Pra palestra de abertura, foi chamado ninguém menos do que o ex-presidente do Brasil, Fernando Henrique Cardoso, o FHC, que foi uma das primeiras figuras públicas de grande influência política a se declarar a favor da legalização da maconha. Pena que ele não tinha essa postura quando foi presidente, senão as mudanças poderiam ter sido bem mais rápidas e certeiras em nosso país.

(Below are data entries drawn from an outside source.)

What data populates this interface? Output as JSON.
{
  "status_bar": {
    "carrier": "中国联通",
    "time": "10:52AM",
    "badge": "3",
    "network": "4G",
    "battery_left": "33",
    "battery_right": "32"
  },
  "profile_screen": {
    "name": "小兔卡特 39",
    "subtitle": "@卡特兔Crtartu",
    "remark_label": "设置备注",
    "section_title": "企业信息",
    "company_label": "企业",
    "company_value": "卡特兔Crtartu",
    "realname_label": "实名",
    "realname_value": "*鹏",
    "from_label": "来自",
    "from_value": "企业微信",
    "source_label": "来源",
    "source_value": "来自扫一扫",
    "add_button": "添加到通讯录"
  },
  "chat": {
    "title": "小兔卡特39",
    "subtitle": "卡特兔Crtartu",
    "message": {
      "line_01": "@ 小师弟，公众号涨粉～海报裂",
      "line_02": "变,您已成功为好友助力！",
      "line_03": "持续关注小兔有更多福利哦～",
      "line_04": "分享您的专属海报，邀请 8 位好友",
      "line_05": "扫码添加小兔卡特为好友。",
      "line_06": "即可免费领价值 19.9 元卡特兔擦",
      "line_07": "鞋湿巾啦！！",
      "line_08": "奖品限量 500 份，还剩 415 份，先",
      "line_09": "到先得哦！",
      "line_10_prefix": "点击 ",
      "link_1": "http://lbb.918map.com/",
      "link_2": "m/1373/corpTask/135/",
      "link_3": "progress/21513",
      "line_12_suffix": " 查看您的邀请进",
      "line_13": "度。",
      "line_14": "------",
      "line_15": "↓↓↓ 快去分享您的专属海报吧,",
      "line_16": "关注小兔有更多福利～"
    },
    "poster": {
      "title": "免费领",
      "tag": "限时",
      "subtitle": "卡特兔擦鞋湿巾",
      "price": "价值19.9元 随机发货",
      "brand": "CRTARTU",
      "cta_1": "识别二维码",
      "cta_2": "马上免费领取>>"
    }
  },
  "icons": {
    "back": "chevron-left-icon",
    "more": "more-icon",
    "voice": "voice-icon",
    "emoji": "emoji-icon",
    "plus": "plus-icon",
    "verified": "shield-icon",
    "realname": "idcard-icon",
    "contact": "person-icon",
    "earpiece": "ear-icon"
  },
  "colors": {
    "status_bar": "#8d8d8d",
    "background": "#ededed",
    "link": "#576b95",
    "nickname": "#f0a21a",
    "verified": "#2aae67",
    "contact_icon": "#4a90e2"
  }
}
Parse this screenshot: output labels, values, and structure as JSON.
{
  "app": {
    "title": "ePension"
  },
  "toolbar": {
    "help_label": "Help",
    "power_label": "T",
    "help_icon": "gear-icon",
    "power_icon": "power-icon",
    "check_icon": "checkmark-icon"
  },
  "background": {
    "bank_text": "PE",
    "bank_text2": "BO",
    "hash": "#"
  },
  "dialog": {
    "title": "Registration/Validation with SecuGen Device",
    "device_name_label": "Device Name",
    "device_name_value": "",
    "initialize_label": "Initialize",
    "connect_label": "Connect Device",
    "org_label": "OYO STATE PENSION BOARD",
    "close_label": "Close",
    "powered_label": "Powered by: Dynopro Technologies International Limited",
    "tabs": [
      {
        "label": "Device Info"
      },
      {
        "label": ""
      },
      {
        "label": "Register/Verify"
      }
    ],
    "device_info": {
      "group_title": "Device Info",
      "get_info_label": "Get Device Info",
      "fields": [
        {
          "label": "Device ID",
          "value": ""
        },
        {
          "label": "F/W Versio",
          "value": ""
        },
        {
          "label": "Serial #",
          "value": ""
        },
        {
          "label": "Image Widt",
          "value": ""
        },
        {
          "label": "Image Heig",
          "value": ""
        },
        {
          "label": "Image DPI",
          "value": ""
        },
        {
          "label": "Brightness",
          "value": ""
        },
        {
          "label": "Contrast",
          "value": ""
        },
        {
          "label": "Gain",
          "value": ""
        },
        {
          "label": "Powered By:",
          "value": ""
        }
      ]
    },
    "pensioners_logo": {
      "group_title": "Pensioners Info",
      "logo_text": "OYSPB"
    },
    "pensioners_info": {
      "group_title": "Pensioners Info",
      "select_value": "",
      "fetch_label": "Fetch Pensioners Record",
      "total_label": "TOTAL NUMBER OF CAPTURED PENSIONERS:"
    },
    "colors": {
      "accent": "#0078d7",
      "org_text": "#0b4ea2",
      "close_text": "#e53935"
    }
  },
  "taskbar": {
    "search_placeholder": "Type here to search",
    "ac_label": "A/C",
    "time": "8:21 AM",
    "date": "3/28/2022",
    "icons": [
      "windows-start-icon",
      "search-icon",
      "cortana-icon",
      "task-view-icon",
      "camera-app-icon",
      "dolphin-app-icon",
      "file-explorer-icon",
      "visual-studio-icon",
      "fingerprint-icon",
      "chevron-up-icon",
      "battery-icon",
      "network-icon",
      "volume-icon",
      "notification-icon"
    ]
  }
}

A primeira aparição notória do FHC nesse cenário foi no documentário "Quebrando o Tabu", onde aparece junto com outras personalidades como o médico Drauzio Varela, Paulo Coelho e outros, defendendo a ideia de que o mundo poderia ser melhor se mudássemos radicalmente a maneira como encaramos a maconha, as drogas, e principalmente, como lidamos com os usuários.

Esse filme abriu a porteira para outros como o Cortina de Fumaça e o Ilegal, que consolidaram a questão no país, e ajudaram a "virar a página" sobre assunto na opinião pública e mídia de massa.

E como está o pensamento do FHC sobre o tema em 2020? Nele mesmo.

Hein? Sim.

FHC, mais velho, descobriu que a planta pode ter um efeito incrível para pessoas na sua idade.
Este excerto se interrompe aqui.